You can check if they do randomized trials and so on. You don't need to be an expert to do that. Or you can check who wrote the study (like "Wuhan lab for genetic experiments on viral diseases" that finds it certainly, under no circumstances, originated in a lab), lots of things you can do without being an expert.

Do you trust experts? There is actually research that shows you shouldn't, in general (not just for Covid).

> What exactly enables experts to understand a thing, and not "random people"?

Mastery of the domain. Yes, any random person (of sufficient intellect) can become an expert in any topic for all intents and purposes. But it takes a lot of time and effort that they'll have to devote to it. I don't think it's reasonably to expect that everyone will be an expert in everything, and it definitely isn't efficient.

With lots of things, you can do general plausibility checks, but you'll miss essentially all of the non-trivial issues if you're not experienced with the methodologies and tools. It's like asking somebody with no programming experience to judge the merits of some architectural choice. They won't be able to make an informed decision and you can't present a complete picture of the intricacies and implications in a 30 minute talk.

From my experience, your average general physician can't tell you a lot about viral infections beyond what you can learn in 30 minutes on Wikipedia. And that's miles away from being able to actually judge vaccines, or the usefulness of masks.
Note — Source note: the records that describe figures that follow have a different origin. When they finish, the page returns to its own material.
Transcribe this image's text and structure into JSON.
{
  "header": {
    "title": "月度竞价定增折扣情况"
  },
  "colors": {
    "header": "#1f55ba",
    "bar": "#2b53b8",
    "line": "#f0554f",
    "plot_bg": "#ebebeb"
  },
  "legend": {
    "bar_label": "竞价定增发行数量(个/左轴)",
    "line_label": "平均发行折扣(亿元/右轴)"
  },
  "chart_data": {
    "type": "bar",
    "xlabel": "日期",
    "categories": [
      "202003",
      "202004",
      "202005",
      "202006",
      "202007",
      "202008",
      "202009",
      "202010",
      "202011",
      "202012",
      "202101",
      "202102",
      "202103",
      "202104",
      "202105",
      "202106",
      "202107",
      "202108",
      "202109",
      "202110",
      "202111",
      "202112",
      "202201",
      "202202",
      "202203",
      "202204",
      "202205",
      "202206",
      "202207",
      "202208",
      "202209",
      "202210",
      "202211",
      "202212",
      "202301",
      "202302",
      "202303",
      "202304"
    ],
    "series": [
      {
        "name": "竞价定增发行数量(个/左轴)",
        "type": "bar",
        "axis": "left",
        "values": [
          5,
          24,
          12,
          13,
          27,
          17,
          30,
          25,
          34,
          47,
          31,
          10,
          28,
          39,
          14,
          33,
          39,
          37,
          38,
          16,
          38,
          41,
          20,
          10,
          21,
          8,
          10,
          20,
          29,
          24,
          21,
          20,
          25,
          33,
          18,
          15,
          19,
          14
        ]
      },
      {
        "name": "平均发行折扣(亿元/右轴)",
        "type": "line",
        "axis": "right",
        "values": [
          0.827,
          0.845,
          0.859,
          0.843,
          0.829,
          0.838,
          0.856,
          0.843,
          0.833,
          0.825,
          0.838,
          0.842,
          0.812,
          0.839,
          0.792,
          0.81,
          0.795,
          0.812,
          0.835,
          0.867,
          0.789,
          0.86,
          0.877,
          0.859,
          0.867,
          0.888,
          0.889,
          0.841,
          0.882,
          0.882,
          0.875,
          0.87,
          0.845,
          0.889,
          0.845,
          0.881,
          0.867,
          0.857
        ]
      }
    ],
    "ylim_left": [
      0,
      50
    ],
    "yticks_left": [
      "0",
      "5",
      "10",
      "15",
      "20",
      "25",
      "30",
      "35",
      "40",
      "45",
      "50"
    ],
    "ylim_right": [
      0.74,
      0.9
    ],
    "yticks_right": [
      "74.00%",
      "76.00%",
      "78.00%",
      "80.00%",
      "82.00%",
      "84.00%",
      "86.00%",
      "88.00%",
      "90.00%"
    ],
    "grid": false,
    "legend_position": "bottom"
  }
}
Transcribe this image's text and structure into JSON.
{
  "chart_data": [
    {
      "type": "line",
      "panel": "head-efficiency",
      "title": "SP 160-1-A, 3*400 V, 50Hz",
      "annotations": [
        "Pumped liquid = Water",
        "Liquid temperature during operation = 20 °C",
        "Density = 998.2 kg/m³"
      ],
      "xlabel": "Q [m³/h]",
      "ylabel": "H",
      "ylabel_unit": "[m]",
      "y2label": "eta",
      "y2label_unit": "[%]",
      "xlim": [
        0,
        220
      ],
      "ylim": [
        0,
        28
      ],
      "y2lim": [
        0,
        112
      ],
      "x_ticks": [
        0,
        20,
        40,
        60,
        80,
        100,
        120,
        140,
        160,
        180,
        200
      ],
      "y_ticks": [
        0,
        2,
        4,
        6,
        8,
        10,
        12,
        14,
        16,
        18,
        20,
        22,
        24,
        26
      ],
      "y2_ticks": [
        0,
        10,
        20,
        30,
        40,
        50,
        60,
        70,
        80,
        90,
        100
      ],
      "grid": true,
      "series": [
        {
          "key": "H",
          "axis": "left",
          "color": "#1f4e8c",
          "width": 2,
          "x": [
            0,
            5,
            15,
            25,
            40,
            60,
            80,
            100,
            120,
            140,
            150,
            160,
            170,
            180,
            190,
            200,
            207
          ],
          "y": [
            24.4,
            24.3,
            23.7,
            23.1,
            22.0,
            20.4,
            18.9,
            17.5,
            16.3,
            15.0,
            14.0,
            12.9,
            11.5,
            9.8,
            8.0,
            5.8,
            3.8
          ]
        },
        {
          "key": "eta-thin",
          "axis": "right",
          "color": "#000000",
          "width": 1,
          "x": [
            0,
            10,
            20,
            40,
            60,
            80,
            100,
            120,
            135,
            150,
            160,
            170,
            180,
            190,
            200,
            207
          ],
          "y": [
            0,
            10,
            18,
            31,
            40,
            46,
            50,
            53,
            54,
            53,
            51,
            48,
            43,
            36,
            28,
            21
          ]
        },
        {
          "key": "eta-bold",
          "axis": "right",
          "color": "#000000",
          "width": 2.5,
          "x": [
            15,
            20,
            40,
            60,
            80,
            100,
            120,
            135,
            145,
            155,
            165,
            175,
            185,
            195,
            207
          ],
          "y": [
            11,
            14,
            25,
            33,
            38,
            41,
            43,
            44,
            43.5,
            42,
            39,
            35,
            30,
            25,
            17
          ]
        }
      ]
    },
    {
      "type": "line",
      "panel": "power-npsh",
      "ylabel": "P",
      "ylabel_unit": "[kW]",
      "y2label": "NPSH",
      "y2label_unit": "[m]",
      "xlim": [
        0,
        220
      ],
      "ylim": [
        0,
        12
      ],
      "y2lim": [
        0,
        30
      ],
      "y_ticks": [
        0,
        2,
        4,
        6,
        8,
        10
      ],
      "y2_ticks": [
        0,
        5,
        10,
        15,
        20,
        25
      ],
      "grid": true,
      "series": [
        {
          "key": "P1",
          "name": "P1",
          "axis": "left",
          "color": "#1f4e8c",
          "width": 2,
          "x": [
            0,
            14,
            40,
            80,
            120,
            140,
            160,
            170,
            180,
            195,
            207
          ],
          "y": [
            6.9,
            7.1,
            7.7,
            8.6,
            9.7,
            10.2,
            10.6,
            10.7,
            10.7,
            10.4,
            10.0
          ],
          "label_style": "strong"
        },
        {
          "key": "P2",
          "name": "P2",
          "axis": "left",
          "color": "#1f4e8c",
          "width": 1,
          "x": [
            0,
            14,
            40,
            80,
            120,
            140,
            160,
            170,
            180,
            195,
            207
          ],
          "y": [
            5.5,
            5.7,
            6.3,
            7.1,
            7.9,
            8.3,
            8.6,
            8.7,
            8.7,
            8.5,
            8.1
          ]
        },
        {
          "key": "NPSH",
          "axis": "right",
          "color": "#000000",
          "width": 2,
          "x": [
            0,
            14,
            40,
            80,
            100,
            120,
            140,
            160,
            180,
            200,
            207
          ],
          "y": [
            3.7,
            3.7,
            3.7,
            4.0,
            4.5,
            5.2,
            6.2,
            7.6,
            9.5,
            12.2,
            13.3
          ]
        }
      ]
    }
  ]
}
What they typically do is rely on experts that write guidelines and recommendations.

Many people spent much, much more than 30 minutes thinking about Covid by now. Many have been in lockdown for over a year now. Every newspaper article they see, every TV show they see, every discussion people have is about Covid.

Even the experts did not have more than a year to thik about Covid yet.

Also people don't have to understand everything. I don't understand enough about mRNA to give you a medical explanation of the vaccine, but I can perhaps understand statistics of the outcomes of the vaccination.

For vaccines and masks, they should provide statistics that show they are effective. If they don't have them, they should launch studies to provide the data.

And even having independent experts be able to validate the claims by the authorities would be valuable.